Por ahora no, desconocemos bastante este mercado, pero esto no quiere decir que más adelante lo podamos tantear.
 


¿Qué opinión le merecen las polémicas Madrid-Barcelona para encontrar la capitalidad de la moda en España?
 


Antes toda la moda se concentraba en Barcelona, y exportaba muy bien al exterior pero creo que ambas pasarelas presentan colecciones de gente de todo tipo en busca de una oportunidad. Todo el mundo se beneficia en los desfiles, porque salir a pasarela significa mantener tu nombre, o darte a conocer, y es importante mantenerse en el mercado y ampliar el foráneo. Si surge la posibilidad de desfilar en el extranjero quiere decir que aquí, ya sea en Barcelona o Madrid, se te ha valorado. Pero también hay gente que lleva mucho tiempo y no aporta nada, gente que se mantiene sólo por el nombre. Es algo bastante injusto. 
 
 


¿Cómo funciona la selección de firmas para los desfiles?
 


Pues bastante mal. No hay tiempo para preparaciones, y también es negativo que no haya ningún tipo de contrato, como nos pasó en la última edición de la pasarela Gaudí. Después de desfilar en un par de ocasiones, te das cuenta de que juegan con tu empresa.
 
 


¿Nueva York o París?. ¿Nueva York continúa intentado ser una referencia en Europa?
 


Son pasarelas independientes y cada una intenta funcionar a su modo. Hoy en día los esfuerzos son muy grandes, porque las modelos valen mucho dinero, y todo el mundo intenta mirar por su pasarela. La rivalización se basa en intentar hacer más atractivos los desfiles. Hoy en día no hay una moda determinada en París o en Nueva York, el mercado es muy homogéneo y puedes encontrar las mismas marcas por todo el mundo. Evidentemente, un español que desfile en NY en seguida será reconocido en el país. Lo que tienes en casa se valora cuando triunfa fuera. Custo por ejemplo, cuando desfiló en NY experimentó una subida enorme.
 


Con persecución de paparazzis incluida…
 


Es que hoy en día, un diseñador no es sólo un diseñador. En el exterior puedes ser un diseñador, tener tu empresa, y labrarte un nombre.
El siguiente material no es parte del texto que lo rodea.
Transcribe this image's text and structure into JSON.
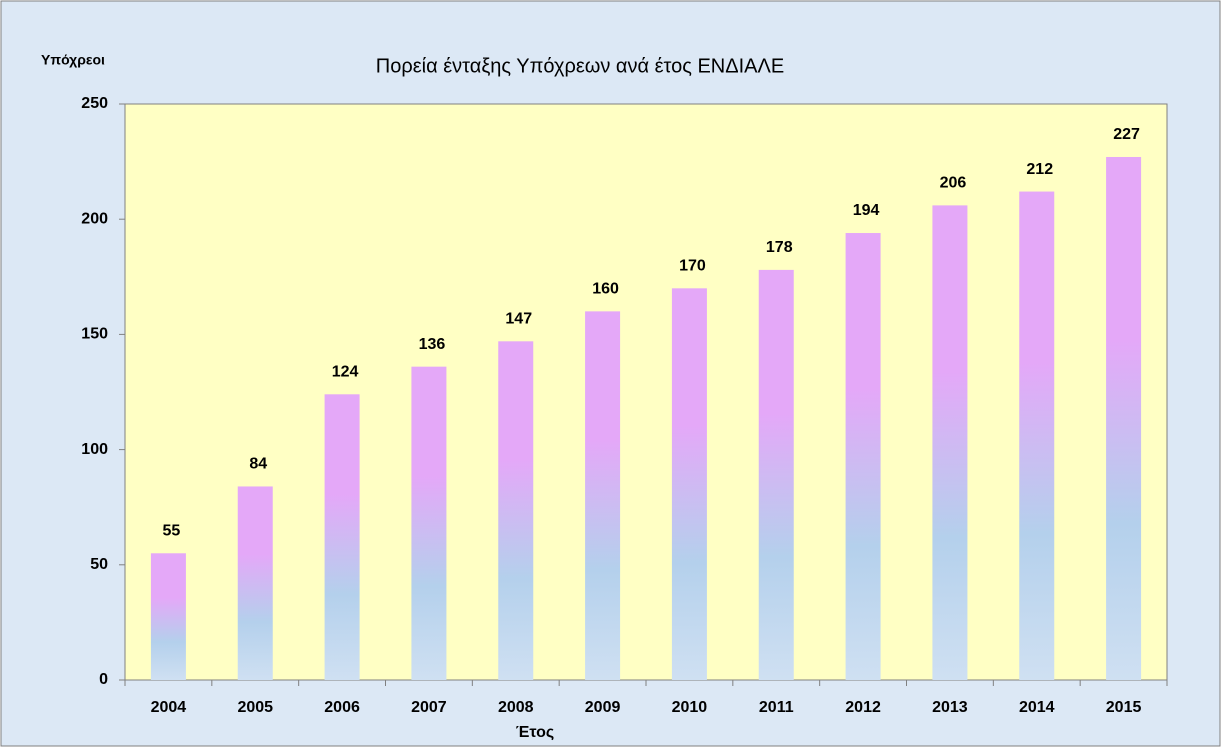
{
  "chart_data": {
    "type": "bar",
    "title": "Πορεία ένταξης Υπόχρεων ανά έτος ΕΝΔΙΑΛΕ",
    "y_label": "Υπόχρεοι",
    "x_label": "Έτος",
    "categories": [
      "2004",
      "2005",
      "2006",
      "2007",
      "2008",
      "2009",
      "2010",
      "2011",
      "2012",
      "2013",
      "2014",
      "2015"
    ],
    "values": [
      55,
      84,
      124,
      136,
      147,
      160,
      170,
      178,
      194,
      206,
      212,
      227
    ],
    "color": "#e4a8f8",
    "ylim": [
      0,
      250
    ],
    "yticks": [
      0,
      50,
      100,
      150,
      200,
      250
    ],
    "grid": false
  }
}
Pero aquí tienes que crearte un nombre para que te puedan contratar.
 
 


¿De qué manera una empresa como la suya lleva los procesos de comunicación y relaciones públicas tan necesarios en el mundo de la moda?
 


En el mundo de la moda la aparición en los medios es vital, por ello tenemos a una persona que se dedica a nuestra comunicación. El éxito es la mejor promoción, pero para salir en los medios de información general, o eres muy conocido o tienes que pagar cifras astronómicas de publicidad. Es un sector caro, una página en el Vogue no baja de 6.000 euros. Además no sólo está la página, también su proceso creativo, que cuesta mucho dinero. Se llega a la conclusión de que la única manera para ganarse la vida es vendiendo.